How can you implement it in python, I was thinking about using string replacement and regex.
Upvotes: 1
Views: 1145
Reputation: 67247
Use re.sub
with a function as the repl parameter:
import re
text = "blahblahblah $%word$% blablablabla $%car$%"
words = dict(word="wassup", car="toyota")
def replacement(match):
try:
return words[match.group(1)] # Lookup replacement string
except KeyError:
return match.group(0) # Return pattern unchanged
pattern = re.compile(r'\$%(\w+)\$%')
result = pattern.sub(replacement, text)
If you want to pass the replacement table at the time you use re.sub
, use functools.partial
:
import functools
def replacement(table, match):
try:
return table[match.group(1)]
except:
return match.group(0)
table = dict(...)
result = pattern.sub(functools.partial(replacement, table), text)
...or a class implementing __call__
:
class Replacement(object):
def __init__(self, table):
self.table = table
def __call__(self, match):
try:
return self.table[match.group(1)]
except:
return match.group(0)
result = pattern.sub(Replacement(table), text)
Upvotes: 8
Reputation: 27585
import re
text = "blahblahblah $%word$% blablablabla $%car$%"
words = dict(word="wassup", car="toyota")
regx = re.compile('(\$%%(%s)\$%%)' % '|'.join(words.iterkeys()))
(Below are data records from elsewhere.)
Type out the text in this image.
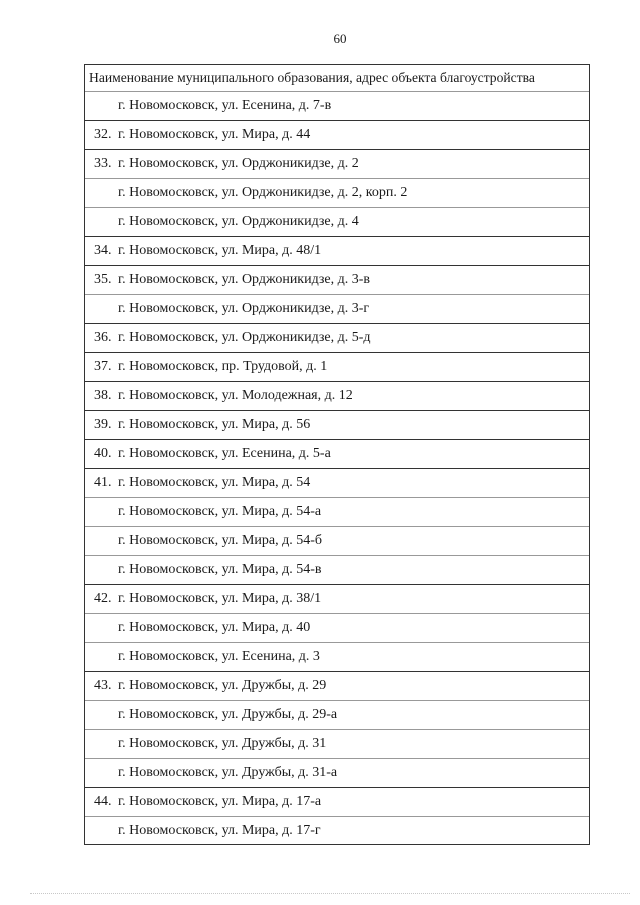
60
Наименование муниципального образования, адрес объекта благоустройства	
	г. Новомосковск, ул. Есенина, д. 7-в
32.	г. Новомосковск, ул. Мира, д. 44
33.	г. Новомосковск, ул. Орджоникидзе, д. 2
	г. Новомосковск, ул. Орджоникидзе, д. 2, корп. 2
	г. Новомосковск, ул. Орджоникидзе, д. 4
34.	г. Новомосковск, ул. Мира, д. 48/1
35.	г. Новомосковск, ул. Орджоникидзе, д. 3-в
	г. Новомосковск, ул. Орджоникидзе, д. 3-г
36.	г. Новомосковск, ул. Орджоникидзе, д. 5-д
37.	г. Новомосковск, пр. Трудовой, д. 1
38.	г. Новомосковск, ул. Молодежная, д. 12
39.	г. Новомосковск, ул. Мира, д. 56
40.	г. Новомосковск, ул. Есенина, д. 5-а
41.	г. Новомосковск, ул. Мира, д. 54
	г. Новомосковск, ул. Мира, д. 54-а
	г. Новомосковск, ул. Мира, д. 54-б
	г. Новомосковск, ул. Мира, д. 54-в
42.	г. Новомосковск, ул. Мира, д. 38/1
	г. Новомосковск, ул. Мира, д. 40
	г. Новомосковск, ул. Есенина, д. 3
43.	г. Новомосковск, ул. Дружбы, д. 29
	г. Новомосковск, ул. Дружбы, д. 29-а
	г. Новомосковск, ул. Дружбы, д. 31
	г. Новомосковск, ул. Дружбы, д. 31-а
44.	г. Новомосковск, ул. Мира, д. 17-а
	г. Новомосковск, ул. Мира, д. 17-г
print regx.sub(lambda mat: words[mat.group(2)], text)
result
blahblahblah wassup blablablabla toyota
Upvotes: 1
Reputation: 4220
The re
module is the one you want.
You might want to reconsider your choice of delimiters, though. $%
might get problematic because $
is a reserved character in regex. Up to you though, just remember to use '\\$'
or r'\$'
(that's a raw string. Very useful if you're doing regex stuff in python.) in your patterns.